AT&T undecided about bidding in 700-MHz auction
Company not sure there's a profitable business model, CEO says
Computerworld - AT&T Inc. hasn't decided whether it will bid for the highly desirable 700-MHz spectrum band because it doesn't know if it can build a profitable business given the open-access rules set for the wireless spectrum by the U.S. Federal Communications Commission.
Calling the rules "interesting," AT&T's CEO Randall Stephenson said the company is crunching numbers and analyzing business scenarios but hasn't reached a conclusion yet.
"Is there a business model there? I'm not sure if there is or not," he said today at the Web 2.0 Summit, where he answered questions from conference chairman John Battelle and audience members.
The FCC conditions, which include open-access rules on a third of the spectrum, have been a major source of controversy.
The winner of 22 MHz of spectrum must permit any wireless devices to connect to the network, allowing wireless telephone customers to use handset devices from other carriers. The winning bidder also is barred from blocking or slowing down wireless and Web content from competitors.
Some telecom carriers wanted no conditions, while some consumer advocacy groups and Google Inc. wanted the FCC to require that winning bidders also resell the spectrum at wholesale rates to competitors, a condition the FCC didn't adopt.
The FCC is scheduled to auction 62 MHz of spectrum in the 700-MHz band beginning in January. The spectrum is ideal for long-range wireless telephone and broadband services, with signals that travel up to four times farther than in higher-spectrum bands.
"It's a huge opportunity. It's beachfront property.
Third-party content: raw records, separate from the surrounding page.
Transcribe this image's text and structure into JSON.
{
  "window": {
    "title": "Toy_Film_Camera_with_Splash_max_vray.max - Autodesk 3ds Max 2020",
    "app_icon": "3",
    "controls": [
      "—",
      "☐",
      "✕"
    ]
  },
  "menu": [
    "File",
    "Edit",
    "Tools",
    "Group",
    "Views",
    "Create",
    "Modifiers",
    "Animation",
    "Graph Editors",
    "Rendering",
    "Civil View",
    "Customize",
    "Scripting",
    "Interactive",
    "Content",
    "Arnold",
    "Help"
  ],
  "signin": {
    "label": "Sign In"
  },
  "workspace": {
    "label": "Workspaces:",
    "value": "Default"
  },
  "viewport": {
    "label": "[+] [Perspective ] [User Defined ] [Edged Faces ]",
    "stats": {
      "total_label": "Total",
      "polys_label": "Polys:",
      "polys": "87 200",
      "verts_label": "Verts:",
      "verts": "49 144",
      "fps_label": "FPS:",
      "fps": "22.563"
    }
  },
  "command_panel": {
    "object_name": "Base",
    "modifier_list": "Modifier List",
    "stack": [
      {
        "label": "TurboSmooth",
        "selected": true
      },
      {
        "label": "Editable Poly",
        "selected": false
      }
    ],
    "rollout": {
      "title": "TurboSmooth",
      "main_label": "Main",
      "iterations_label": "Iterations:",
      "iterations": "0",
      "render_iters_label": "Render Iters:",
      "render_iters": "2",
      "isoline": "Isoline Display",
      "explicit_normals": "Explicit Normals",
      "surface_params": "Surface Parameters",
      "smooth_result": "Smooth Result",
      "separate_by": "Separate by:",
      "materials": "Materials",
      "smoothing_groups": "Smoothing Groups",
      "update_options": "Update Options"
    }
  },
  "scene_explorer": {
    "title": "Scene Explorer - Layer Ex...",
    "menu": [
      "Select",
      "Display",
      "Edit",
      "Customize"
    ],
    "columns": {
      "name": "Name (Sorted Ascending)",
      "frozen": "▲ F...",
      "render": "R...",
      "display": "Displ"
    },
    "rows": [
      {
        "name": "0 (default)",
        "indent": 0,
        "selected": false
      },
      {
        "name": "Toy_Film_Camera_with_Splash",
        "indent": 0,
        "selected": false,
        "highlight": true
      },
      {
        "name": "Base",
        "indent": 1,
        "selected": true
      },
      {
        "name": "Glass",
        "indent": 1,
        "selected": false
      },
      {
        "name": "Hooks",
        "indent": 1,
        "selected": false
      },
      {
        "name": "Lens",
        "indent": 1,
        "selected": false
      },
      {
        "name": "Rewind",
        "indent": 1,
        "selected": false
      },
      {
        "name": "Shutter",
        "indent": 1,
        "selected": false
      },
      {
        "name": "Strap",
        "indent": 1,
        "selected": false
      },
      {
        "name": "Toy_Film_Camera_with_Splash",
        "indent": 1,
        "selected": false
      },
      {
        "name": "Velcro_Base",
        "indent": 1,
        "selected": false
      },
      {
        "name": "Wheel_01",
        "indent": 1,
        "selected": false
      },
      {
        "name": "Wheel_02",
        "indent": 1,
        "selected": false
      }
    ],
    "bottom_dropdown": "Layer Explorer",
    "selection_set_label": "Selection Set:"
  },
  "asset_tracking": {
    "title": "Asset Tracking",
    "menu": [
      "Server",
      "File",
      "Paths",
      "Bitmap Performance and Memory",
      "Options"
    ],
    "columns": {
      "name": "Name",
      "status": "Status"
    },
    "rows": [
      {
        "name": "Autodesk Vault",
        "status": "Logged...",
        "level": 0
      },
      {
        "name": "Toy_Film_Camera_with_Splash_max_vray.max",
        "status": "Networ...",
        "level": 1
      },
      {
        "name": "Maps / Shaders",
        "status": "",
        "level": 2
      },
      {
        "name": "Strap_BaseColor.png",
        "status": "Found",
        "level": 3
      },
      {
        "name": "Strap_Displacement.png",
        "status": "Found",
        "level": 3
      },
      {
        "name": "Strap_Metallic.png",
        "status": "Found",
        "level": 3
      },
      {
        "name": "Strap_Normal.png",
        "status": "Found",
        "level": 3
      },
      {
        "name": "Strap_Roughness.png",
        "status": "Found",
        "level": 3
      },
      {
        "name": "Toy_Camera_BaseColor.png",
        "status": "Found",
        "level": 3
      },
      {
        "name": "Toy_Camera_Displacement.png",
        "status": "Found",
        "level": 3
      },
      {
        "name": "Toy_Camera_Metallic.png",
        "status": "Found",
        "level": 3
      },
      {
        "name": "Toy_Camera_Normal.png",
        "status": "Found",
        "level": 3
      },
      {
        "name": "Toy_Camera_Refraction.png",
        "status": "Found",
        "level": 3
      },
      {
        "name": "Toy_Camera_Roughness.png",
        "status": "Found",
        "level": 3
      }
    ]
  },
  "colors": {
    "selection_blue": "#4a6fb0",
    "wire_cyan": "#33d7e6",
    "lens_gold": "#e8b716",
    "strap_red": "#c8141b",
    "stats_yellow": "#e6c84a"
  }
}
When it comes to buying spectrum, it's the best you're going to find for a long time," Stephenson said.
Data consumption on wireless networks is growing fourfold year over year, so a company like AT&T needs to bulk up on spectrum to keep up with the demand, he said. "It's very obvious we're going to have to add to our spectrum holdings," he said.
That's why AT&T earlier this month reached an agreement to buy 12 MHz of high-speed wireless spectrum in the 700-MHz band from Aloha Partners LP for $2.5 billion.
"It's the first time, I think, that we've ever paid $2.5 billion for a company that had no revenue," Stephenson said.
The Aloha spectrum covers 196 million U.S. residents, including 72 of the 100 largest markets in the U.S.
"I'm not sure I could have asked for much more out of it than what we got," he said.
Asked to comment on the decision to use the slower EDGE network for the iPhone, Stephenson said it was a request from Apple Inc. CEO Steve Jobs.